The New Illinois Power of Attorney for Health Care

An amendment to the Illinois Power of Attorney Act is headed to the Governor’s desk to be signed into law. It contains some important modifications for both estate planning attorneys and those executing powers of attorney enabling their agents to make health care decisions on their behalf.

Some of the highlights (or lowlights depending on your view of the re-write) are as follows:

Definitions expanded.

The re-write clarifies definitions, including who may and may not serve as a witness. It specifically spells out that witnesses must be 18- already required under law, but goes along with the general principals of the amended text which are primarily concerned with making the statute and statutory short form more easily understood by ordinary people.  It also expands the language prohibiting an attending physician as witness to other medical professionals including advanced practice nurses, physician assistants, dentists, podiatric physicians and optometrists and mental health care providers. The inclusion of physician assistants and advanced care nurses, like nurse practitioners makes sense to me, though I struggle to understand when a dentist may be in a position to diagnose an incapacity leading to being classified as an interested witness for purposes of this form.

Simplification of meeting the statutory power of attorney for healthcare classification.  

Previously the statute required that, in order to be deemed to be a statutory form POAHC, a power of attorney must be in a “substantially the form proscribed in the statute.” The amended text scraps this entire mess and simply states that a POAHC may be in any form and be deemed statutory so long as it includes the notice to the individual signing contained in the statute. The obvious hope is that POAs that don’t meet the statutory form verbatim (for example, those drafted by an attorney that include an extra agent power or two, but otherwise mirror the statutory text) won’t receive unnecessary scrutiny leading to unnecessary delays in treatment.

Addition of a FAQ section for individuals considering the form.

The most substantial change to the statute is the inclusion of a new Notice to the individual signing the form as well as a frequently asked questions section written in plain English. The section addresses issues such as:

            >   What are the things that I want my health care agent to know?

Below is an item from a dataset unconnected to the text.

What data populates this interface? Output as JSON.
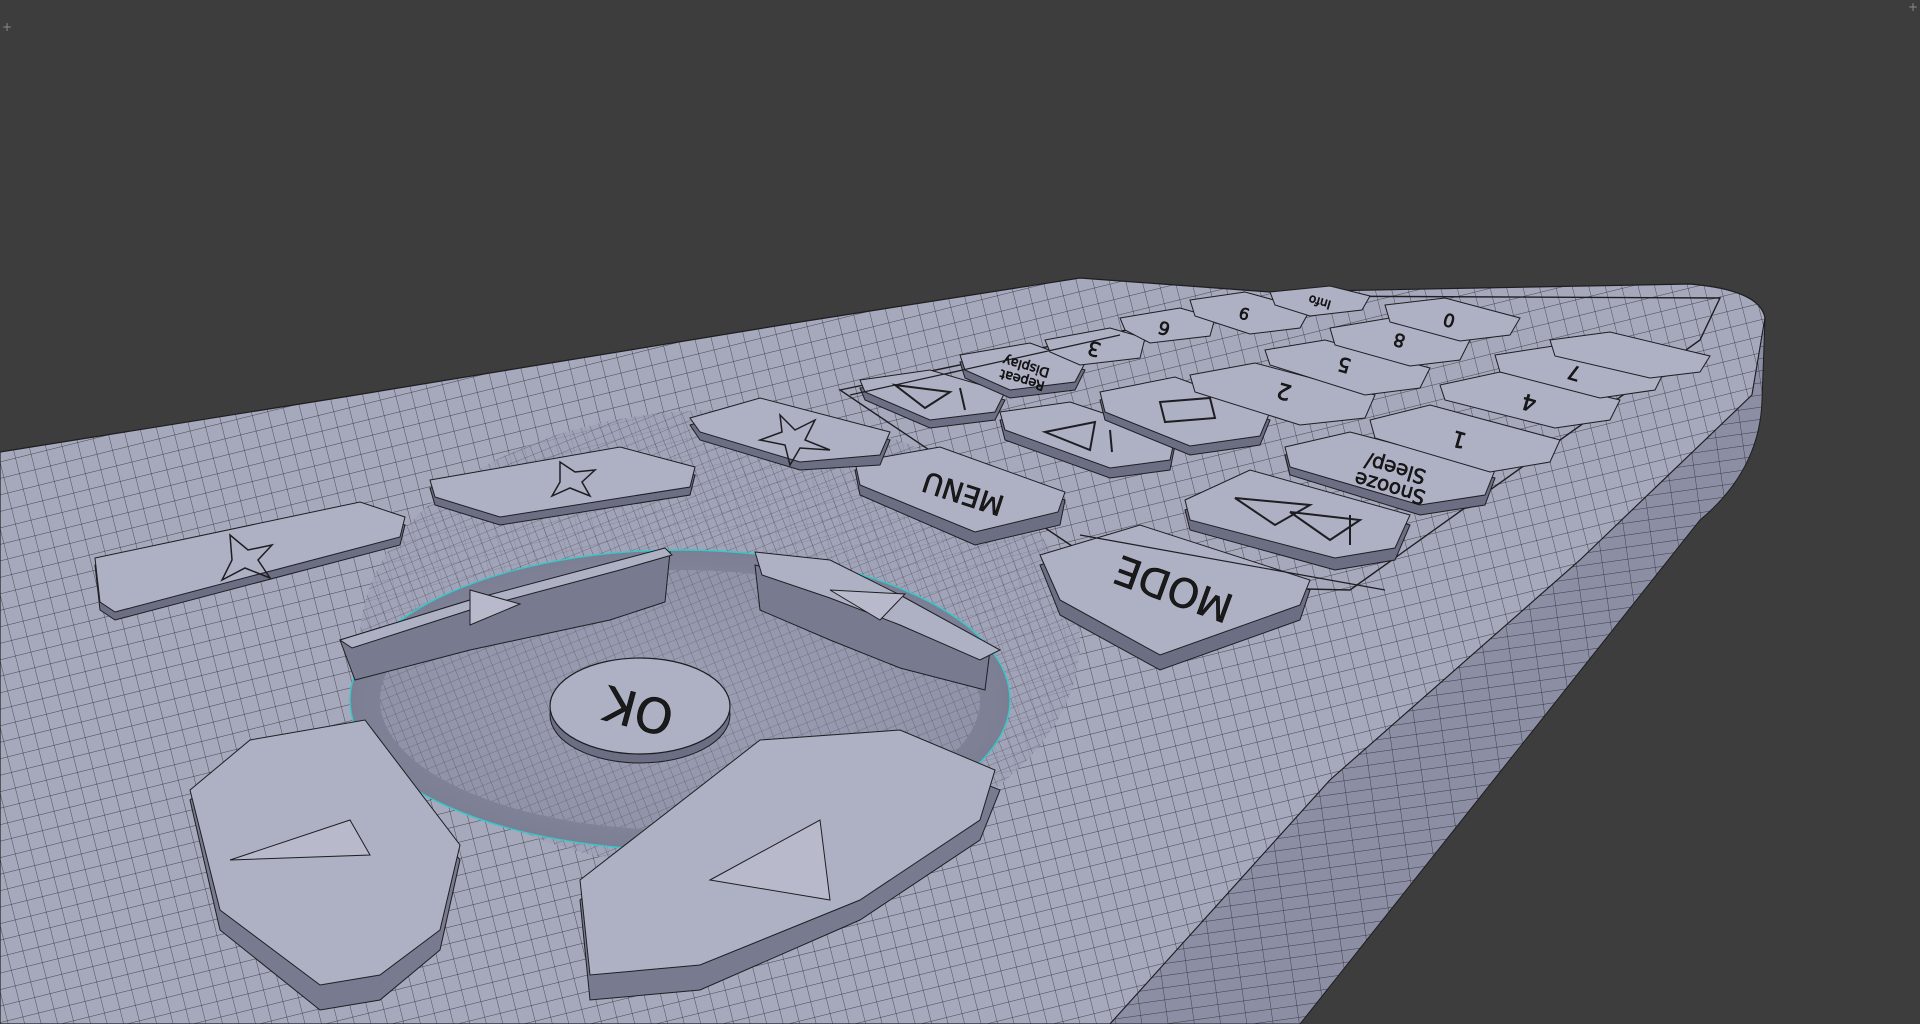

            >   What is most important to you in your life?

            >   How important is it to avoid pain and suffering?

            >   If you had to choose, is it more important to you to live as long as possible, or to avoid prolonged suffering or disability?

            >   Would you rather be at home or in a hospital for the last days or weeks of your life?

            >   What kind of decisions can my agent make?

            >   Who should I choose to be my health care agent?

Modified Statutory Form.

The statutory form itself is also re-written in simpler language than the previous version. A common critique amongst Illinois attorneys familiar with the previous form as well as POA drafting techniques I the new form’s selection of language dealing with courses of treatment related to removal or withholding of life-sustaining treatment when the patient has an incurable condition or is in an irreversible vegetative state. The language is written in terms that, many argue, leads an individual executing the form towards discontinuing treatment rather than, for example, remaining on life support after an accident leaving him or her in a coma.

Choice 1 reads,

“The quality of my life is more important than the length of my life. If I am unconscious and my attending physician believes, in accordance with reasonable medical standards, that I will not wake up or recover my ability to think, communicate with my family and friends, and experience my surroundings, I do not want treatments to prolong my life or delay my death, but I do want treatment or care to make me comfortable and to relieve me of pain.”

Choice 2 reads,

“Staying alive is more important to me, no matter how sick I am, how much I am suffering, the cost of the procedures, or how unlikely my chances for recovery are. I want my life to be prolonged to the greatest extent possible in accordance with reasonable medical standards>”

It doesn’t take an English professor to realize that one choice is so biasedly written as to raise the question of why “choices” were even included in the first place. For whatever reason, the drafters of the new form had a tremendous inclination towards pointing people towards cutting off life-sustaining treatment.  Numerous commentators have noted the new law’s push away from a patient-centered focus to one focused on the power of an agent to act. Perhaps, then it should come as no surprise that the state Elder Law Section Counsel is vehemently opposed to the modifications. It notes that the law offers much less protection to seniors than the previous version (which already went through a substantive rewrite three years ago). 

The lack of nuance in the language dealing with end-of-life care is a prime example. After all, when faced with the choice to not be able to think or communicate with family and friends (for some reason, other communication or individuals are not addressed, which is almost comical), or experience surroundings, compared to staying alive no matter how sick, how much [one[ is suffering, or how expensive the procedures even when there are unlikely chances of recovery (read: absolutely no hope to recover)it’s irrational to ask who in their right mind wouldn’t choose the former. But, that biased language tilted dramatically towards removal of life-sustaining treatment defeats the purpose of giving an individual a choice in the first place. The drafters might as well have said we’re going to make life-sustaining treatment illegal; you’ll thank us later (because evidently, according to the drafters, communicating with me or you would still be possible even though they couldn’t communicate with family and friends).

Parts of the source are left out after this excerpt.